Friday, February 21, 2014

Uncle Mickey

As you know, my grandfather has been in the hospital for a little while now. So when my mother told me on the phone that she was going to visit me to deliver something that I didn't absolutely need, the thought crossed my mind that she was coming to tell me in person that something had happened to her father while in the hospital.

What she and my father came to tell me turned out to be, from my perspective, much worse. Firstly I should clarify that I love my grandfather and I will be terribly upset when his time comes, but I've already started to come to terms with the fact that his time is running out, and he hasn't had nearly as huge of an impact on my life as my uncle did.

Just like that, past tense.

My parents came to tell me that my uncle, Michael "Mickey" Matejka, died suddenly and seemingly peacefully in his home on Monday night or Tuesday morning.

Uncle Mickey was an amazing guy. He never asked for anything and yet he deserved so much. He was so giving that he wouldn't let us pay for his birthday dinner when we would go out to celebrate every year, he instead insisted that he pay for everyone's dinner for his own birthday.

I have nothing but fond memories of Uncle Mickey. From kindergarten through 8th grade he would pick my brother and I up from school on Thursdays. Even through high school he would take us out for ice cream, and in the summer he would still find time to see us every week to take us out to a movie and ice cream or lunch.

He always asked the waitresses/waiter if they were in school. He always tipped better if they were.

One of my fondest memories of him is when, on June 26th 2003, he took me to Summerfest. I'd been to Summerfest just about every year as far back as I can remember, but this was the first and only time that it was just the two of us. We arrived early, and spent the day walking around listening to new bands, Peter Gabriel, and then "Weird Al" Yankovic. At the Peter Gabriel concert we shared a pack of above-average-tasting raw hot dogs that he'd been carrying around all day because he'd forgotten to give them to my father (his brother) earlier that day, and we were two of the few (if any) people who got upgraded from the free grass seating to the low-cost chair seats "because we look like father and son," according to my uncle. It was an amazing day.

On that very day, as luck would have it, in that age before cell phones had cameras, we got our picture taken by a booth promoter with an instant camera.

As you can probably tell by the photo, he was an upbeat guy. Uncle Mickey loved to laugh. His laugh was distinct; loud and rough, and you couldn't go very long talking to him without hearing it. With Uncle Mickey, everything was funny.
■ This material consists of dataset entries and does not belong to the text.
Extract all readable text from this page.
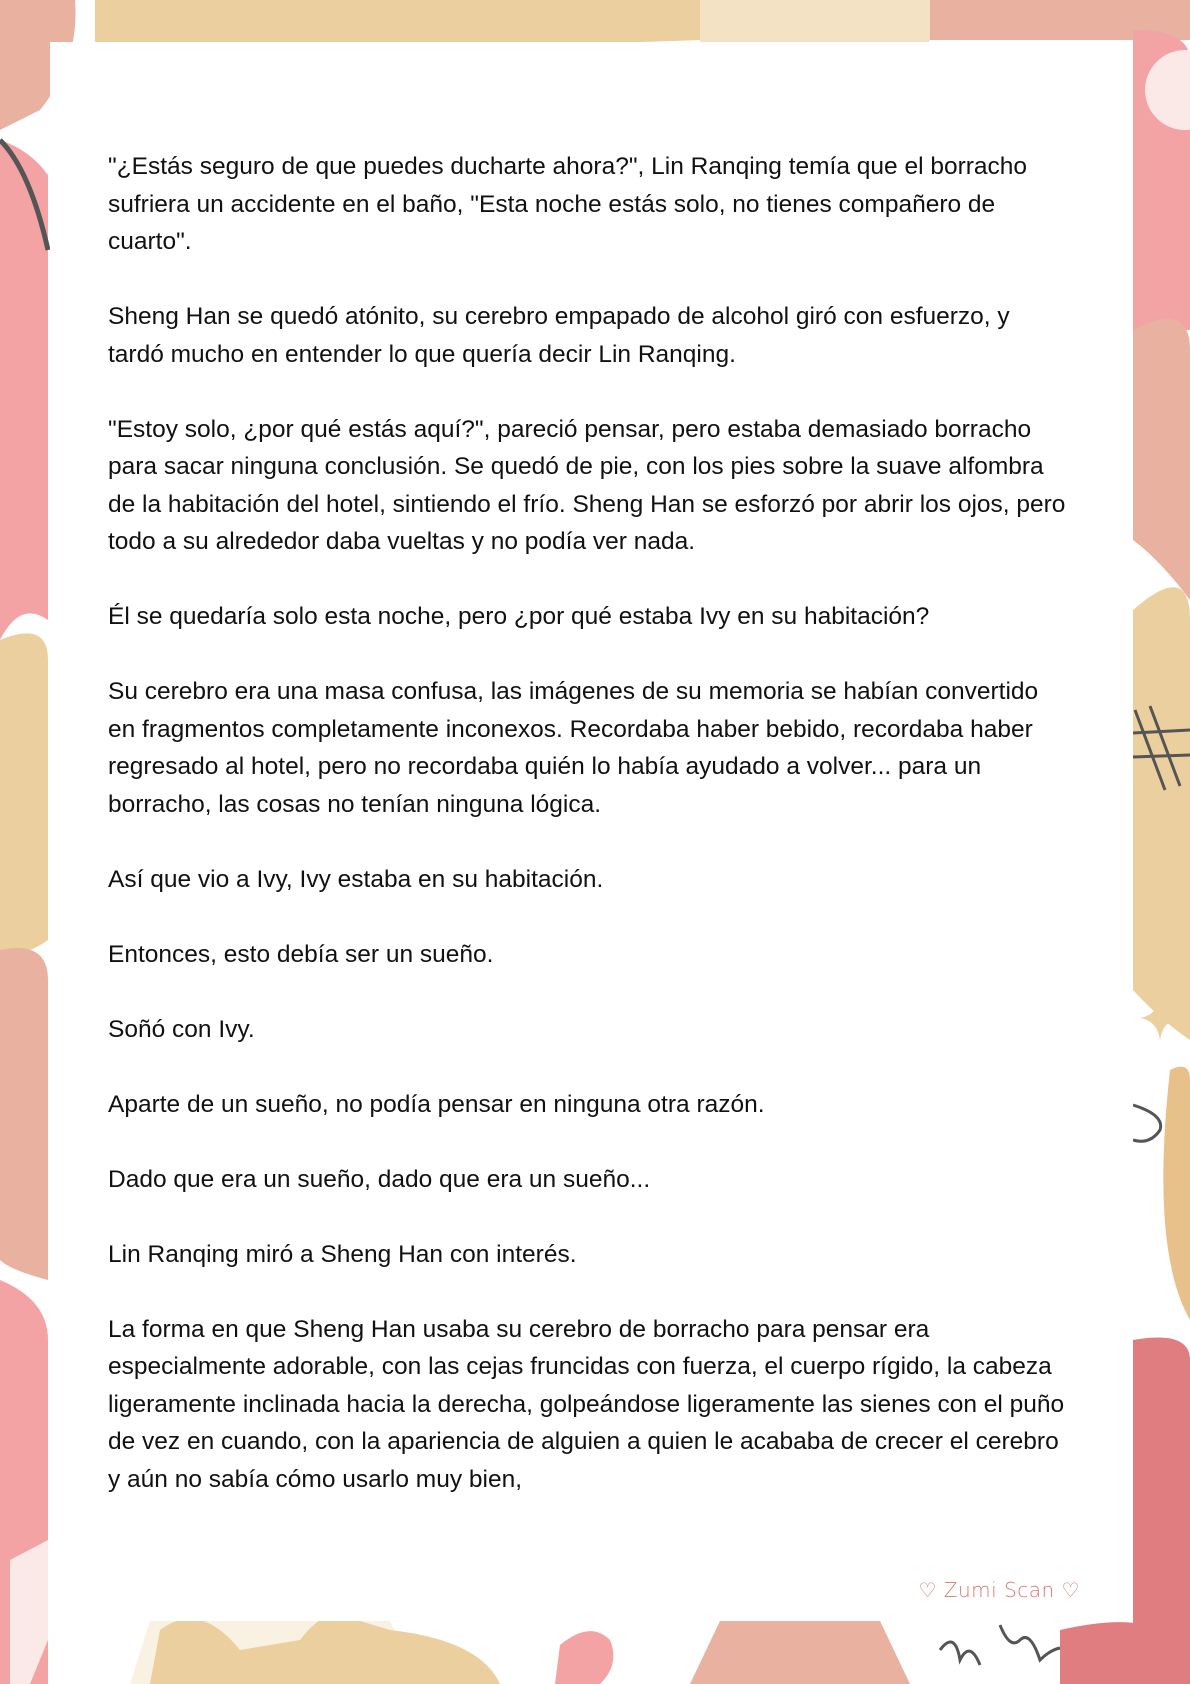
"¿Estás seguro de que puedes ducharte ahora?", Lin Ranqing temía que el borracho sufriera un accidente en el baño, "Esta noche estás solo, no tienes compañero de cuarto".

Sheng Han se quedó atónito, su cerebro empapado de alcohol giró con esfuerzo, y tardó mucho en entender lo que quería decir Lin Ranqing.

"Estoy solo, ¿por qué estás aquí?", pareció pensar, pero estaba demasiado borracho para sacar ninguna conclusión. Se quedó de pie, con los pies sobre la suave alfombra de la habitación del hotel, sintiendo el frío. Sheng Han se esforzó por abrir los ojos, pero todo a su alrededor daba vueltas y no podía ver nada.

Él se quedaría solo esta noche, pero ¿por qué estaba Ivy en su habitación?

Su cerebro era una masa confusa, las imágenes de su memoria se habían convertido en fragmentos completamente inconexos. Recordaba haber bebido, recordaba haber regresado al hotel, pero no recordaba quién lo había ayudado a volver... para un borracho, las cosas no tenían ninguna lógica.

Así que vio a Ivy, Ivy estaba en su habitación.

Entonces, esto debía ser un sueño.

Soñó con Ivy.

Aparte de un sueño, no podía pensar en ninguna otra razón.

Dado que era un sueño, dado que era un sueño...

Lin Ranqing miró a Sheng Han con interés.

La forma en que Sheng Han usaba su cerebro de borracho para pensar era especialmente adorable, con las cejas fruncidas con fuerza, el cuerpo rígido, la cabeza ligeramente inclinada hacia la derecha, golpeándose ligeramente las sienes con el puño de vez en cuando, con la apariencia de alguien a quien le acababa de crecer el cerebro y aún no sabía cómo usarlo muy bien,

♡ Zumi Scan ♡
He even found reason to laugh at his own misfortunes, which is something I took as a lesson for myself.

And boy did he have misfortunes. Either Uncle Mickey was an incredibly unlucky guy, or he just wasn't too shy to talk about his bad luck. From being born on a date that would later be known for hijacked planes and tragedy, to an ex-girlfriend who drove him on the wrong side of the freeway, to being accused of carrying a bomb and getting surrounded by police and the bomb squad when he was a mailman, Uncle Mickey had no shortage of stories to look back on and laugh about.

Another quirky trait of his that has become an inside joke to my brother and I was his distinct ability to misremember the names of the restaurants we frequently ate at. No matter how many times we corrected him, "The Charcoal Grill" became "The Charcoal Broil" and "Culver's" became "Carvell's" or "Carvers". It didn't matter to him what they were called, as long as we wanted to join him there.

Overall my uncle Mickey was a fantastic guy. He was a huge part of my childhood and continues to be a huge influence in my life. I feel obligated to say that this just isn't fair and that he needed more years, but the truth is that fairness has nothing to do with it and he lived a full life - it is I who wants more years and more memories with him. He always said that when his time came he preferred it happened in his sleep, and while I don't know the details of his final moments at the time of writing this, from what little I know it sounds like it was peaceful, and he deserved at least that much.

I love him very much, and I will miss him terribly.